How Fitbit and Exercise Trackers Can Kill a New Workout
It's the third week of January, which may mean that you're reassessing your New Year's fitness resolutions. Maybe going to the gym daily has failed you, and you want to find a new way of staying in shape that doesn't involve gawking at your sweaty reflection in the mirror and feeling like a hamster in a wheel as you pedal and pedal and pedal on the Exercycle. Maybe all you think you really need is a sidewalk and a Fitbit.
I certainly can't blame you for giving up on the gym. I would rather get a workout any other way, including swimming laps in rat-infested raw sewage. It's too confining for me; I can't focus on anything else when I'm gazing at the clock on the treadmill or counting repetitions while lifting weights. If I were stuck with the gym and its never-changing walls, too-slow clocks, and exercise-as-repetitive-task, I'd never work out.
Which is precisely why I could never buy a Fitbit or any device like it. Not only is the popular step-tracking device apparently not as reliable as claimed, it would distract me from the pleasures I get from walking by making my thoughts consistently turn to how many steps I've taken. I would convince myself that I'd gotten my requisite 10,000 steps in, only to look down and discover that I'd only managed 89.
I know how this process would go because I've done goal-oriented exercise before. I have climbed twelve of Colorado's 14,000+ foot mountains and hiked hundreds of other trails besides. Given how capricious my home state's weather is, it always behooves me to find out as much as I can about a hike beforehand so that I can plan to make the summit or other halfway point by noon. An afternoon storm in my neck of the woods can be a literal killer.
But knowing the mileage beforehand is sometimes just as deadly to my motivation to move. About halfway up a ten-mile roundtrip hike, I'll start whining, sometimes out loud, “Are we there yet?” Somehow, the simple knowledge of the fact that I am only two and a half miles into the uphill trek gives me no reassurance. All I know is that I haven't made five miles yet, and until I reach that five-mile mark after which it actually is all downhill, I will be hard-pressed to think of anything else. It doesn't matter that the air is fresh and the scenery is gorgeous, all of which motivated me to go on the hike in the first place, all I can concentrate on is the fact I'm not “there” yet.
With something as nitpicky and trackable as my footsteps, I can only imagine how obsessively I'd be counting. At least with a marker as general as miles, I can sometimes forget the burning in my lungs and the throbbing in my feet and allow myself to be swept away, if only briefly, by the endless beauty of the Rockies and the vast blueness of the sky.
If I had a method for keeping minute focus on some aspect of my progress, I'd lose all hopes of reaffirming my true purpose for staying fit enough to scale mountains. The temptation to glance down and see how far I'd come and, from there, calculate how far I had to go (the answer is always “too far”) would pester me the whole way. I'd get no relief, and for me, my favorite forms of exercise, strenuous though they might be, are my stress relief system.
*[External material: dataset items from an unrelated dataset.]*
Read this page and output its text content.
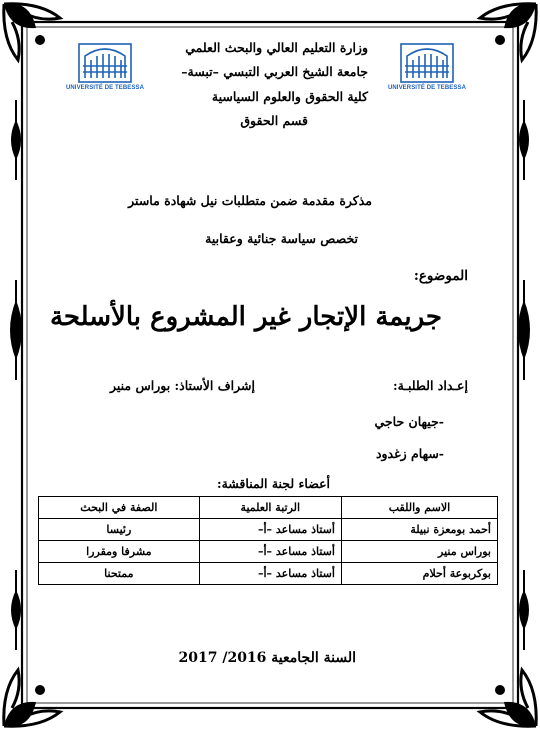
UNIVERSITÉ DE TEBESSA	UNIVERSITÉ DE TEBESSA
وزارة التعليم العالي والبحث العلمي
جامعة الشيخ العربي التبسي –تبسة–
كلية الحقوق والعلوم السياسية
قسم الحقوق
مذكرة مقدمة ضمن متطلبات نيل شهادة ماستر
تخصص سياسة جنائية وعقابية
الموضوع:
جريمة الإتجار غير المشروع بالأسلحة
إعـداد الطلبـة:
إشراف الأستاذ: بوراس منير
-جيهان حاجي
-سهام زغدود
أعضاء لجنة المناقشة:
الاسم واللقب	الرتبة العلمية	الصفة في البحث
أحمد بومعزة نبيلة	أستاذ مساعد –أ–	رئيسا
بوراس منير	أستاذ مساعد –أ–	مشرفا ومقررا
بوكربوعة أحلام	أستاذ مساعد –أ–	ممتحنا
السنة الجامعية 2016/ 2017
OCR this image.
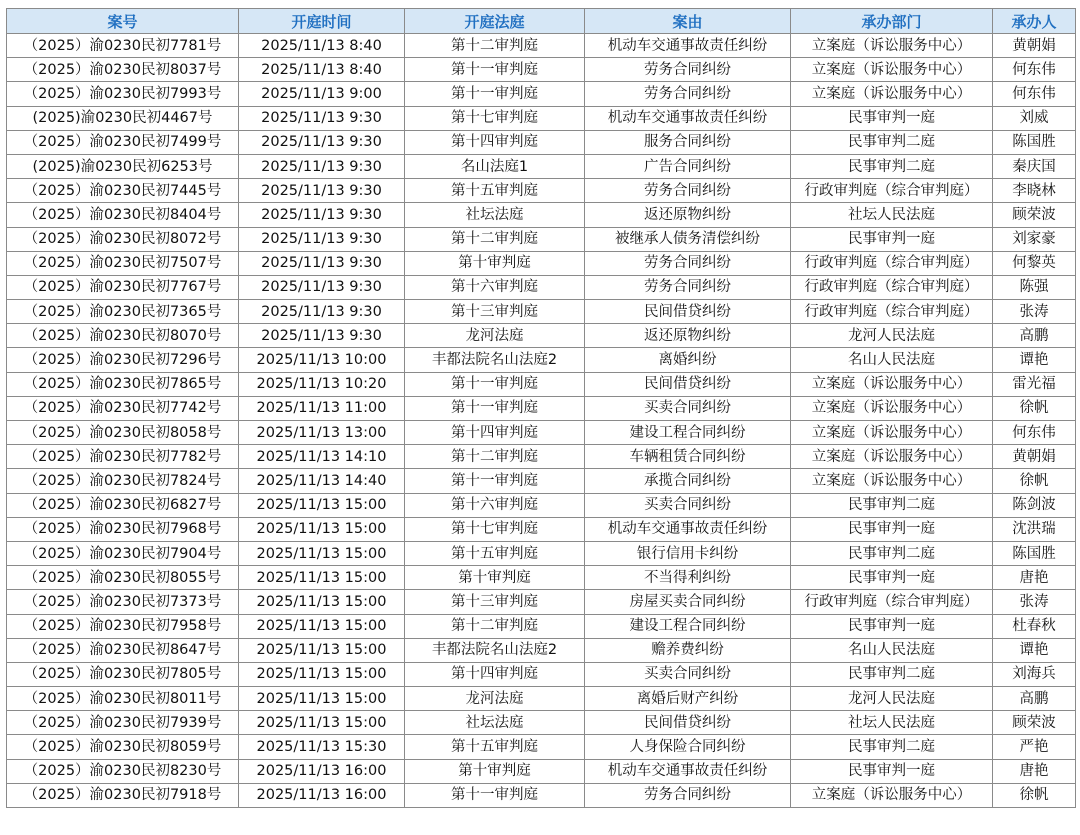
案号	开庭时间	开庭法庭	案由	承办部门	承办人
（2025）渝0230民初7781号	2025/11/13 8:40	第十二审判庭	机动车交通事故责任纠纷	立案庭（诉讼服务中心）	黄朝娟
（2025）渝0230民初8037号	2025/11/13 8:40	第十一审判庭	劳务合同纠纷	立案庭（诉讼服务中心）	何东伟
（2025）渝0230民初7993号	2025/11/13 9:00	第十一审判庭	劳务合同纠纷	立案庭（诉讼服务中心）	何东伟
(2025)渝0230民初4467号	2025/11/13 9:30	第十七审判庭	机动车交通事故责任纠纷	民事审判一庭	刘威
（2025）渝0230民初7499号	2025/11/13 9:30	第十四审判庭	服务合同纠纷	民事审判二庭	陈国胜
(2025)渝0230民初6253号	2025/11/13 9:30	名山法庭1	广告合同纠纷	民事审判二庭	秦庆国
（2025）渝0230民初7445号	2025/11/13 9:30	第十五审判庭	劳务合同纠纷	行政审判庭（综合审判庭）	李晓林
（2025）渝0230民初8404号	2025/11/13 9:30	社坛法庭	返还原物纠纷	社坛人民法庭	顾荣波
（2025）渝0230民初8072号	2025/11/13 9:30	第十二审判庭	被继承人债务清偿纠纷	民事审判一庭	刘家豪
（2025）渝0230民初7507号	2025/11/13 9:30	第十审判庭	劳务合同纠纷	行政审判庭（综合审判庭）	何黎英
（2025）渝0230民初7767号	2025/11/13 9:30	第十六审判庭	劳务合同纠纷	行政审判庭（综合审判庭）	陈强
（2025）渝0230民初7365号	2025/11/13 9:30	第十三审判庭	民间借贷纠纷	行政审判庭（综合审判庭）	张涛
（2025）渝0230民初8070号	2025/11/13 9:30	龙河法庭	返还原物纠纷	龙河人民法庭	高鹏
（2025）渝0230民初7296号	2025/11/13 10:00	丰都法院名山法庭2	离婚纠纷	名山人民法庭	谭艳
（2025）渝0230民初7865号	2025/11/13 10:20	第十一审判庭	民间借贷纠纷	立案庭（诉讼服务中心）	雷光福
（2025）渝0230民初7742号	2025/11/13 11:00	第十一审判庭	买卖合同纠纷	立案庭（诉讼服务中心）	徐帆
（2025）渝0230民初8058号	2025/11/13 13:00	第十四审判庭	建设工程合同纠纷	立案庭（诉讼服务中心）	何东伟
（2025）渝0230民初7782号	2025/11/13 14:10	第十二审判庭	车辆租赁合同纠纷	立案庭（诉讼服务中心）	黄朝娟
（2025）渝0230民初7824号	2025/11/13 14:40	第十一审判庭	承揽合同纠纷	立案庭（诉讼服务中心）	徐帆
（2025）渝0230民初6827号	2025/11/13 15:00	第十六审判庭	买卖合同纠纷	民事审判二庭	陈剑波
（2025）渝0230民初7968号	2025/11/13 15:00	第十七审判庭	机动车交通事故责任纠纷	民事审判一庭	沈洪瑞
（2025）渝0230民初7904号	2025/11/13 15:00	第十五审判庭	银行信用卡纠纷	民事审判二庭	陈国胜
（2025）渝0230民初8055号	2025/11/13 15:00	第十审判庭	不当得利纠纷	民事审判一庭	唐艳
（2025）渝0230民初7373号	2025/11/13 15:00	第十三审判庭	房屋买卖合同纠纷	行政审判庭（综合审判庭）	张涛
（2025）渝0230民初7958号	2025/11/13 15:00	第十二审判庭	建设工程合同纠纷	民事审判一庭	杜春秋
（2025）渝0230民初8647号	2025/11/13 15:00	丰都法院名山法庭2	赡养费纠纷	名山人民法庭	谭艳
（2025）渝0230民初7805号	2025/11/13 15:00	第十四审判庭	买卖合同纠纷	民事审判二庭	刘海兵
（2025）渝0230民初8011号	2025/11/13 15:00	龙河法庭	离婚后财产纠纷	龙河人民法庭	高鹏
（2025）渝0230民初7939号	2025/11/13 15:00	社坛法庭	民间借贷纠纷	社坛人民法庭	顾荣波
（2025）渝0230民初8059号	2025/11/13 15:30	第十五审判庭	人身保险合同纠纷	民事审判二庭	严艳
（2025）渝0230民初8230号	2025/11/13 16:00	第十审判庭	机动车交通事故责任纠纷	民事审判一庭	唐艳
（2025）渝0230民初7918号	2025/11/13 16:00	第十一审判庭	劳务合同纠纷	立案庭（诉讼服务中心）	徐帆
I imagine I'm not the only one who's similarly obsessive for no good reason. Still, I understand that I do not speak for all who commit to a certain health routine. There are plenty of people who need to know how much they accomplish during a walk or run. They may be training for a race or marathon, and seeing their steps grow quicker and their times grow shorter is a continuous victory for them. For them, the Fitbit with stopwatch are great tools that will add to, rather than detract (and distract) from, their purposes.
But the vast majority of us have less ambitious motives. We're exercising simply to stay healthy, to counterbalance a love of fried foods, perhaps. For the rest of us, finding a way to get ourselves moving that happens to be fun is a perfectly acceptable goal. If it's enjoyable enough, we'll be happy to spend the requisite doctor-recommended-amount-of-minutes-a-week doing it. But if a given routine makes us miserable enough that we need to track ourselves to make sure we've done enough, getting geared up to do it again is going to be a rough go.
If you have yet to find your exercise happy place, forget the Fitbit. Getting 10,000 steps in today, plus or minus a few depending on your device's calibration, isn't going to do you any good if you're too discouraged during the activity to do it again tomorrow.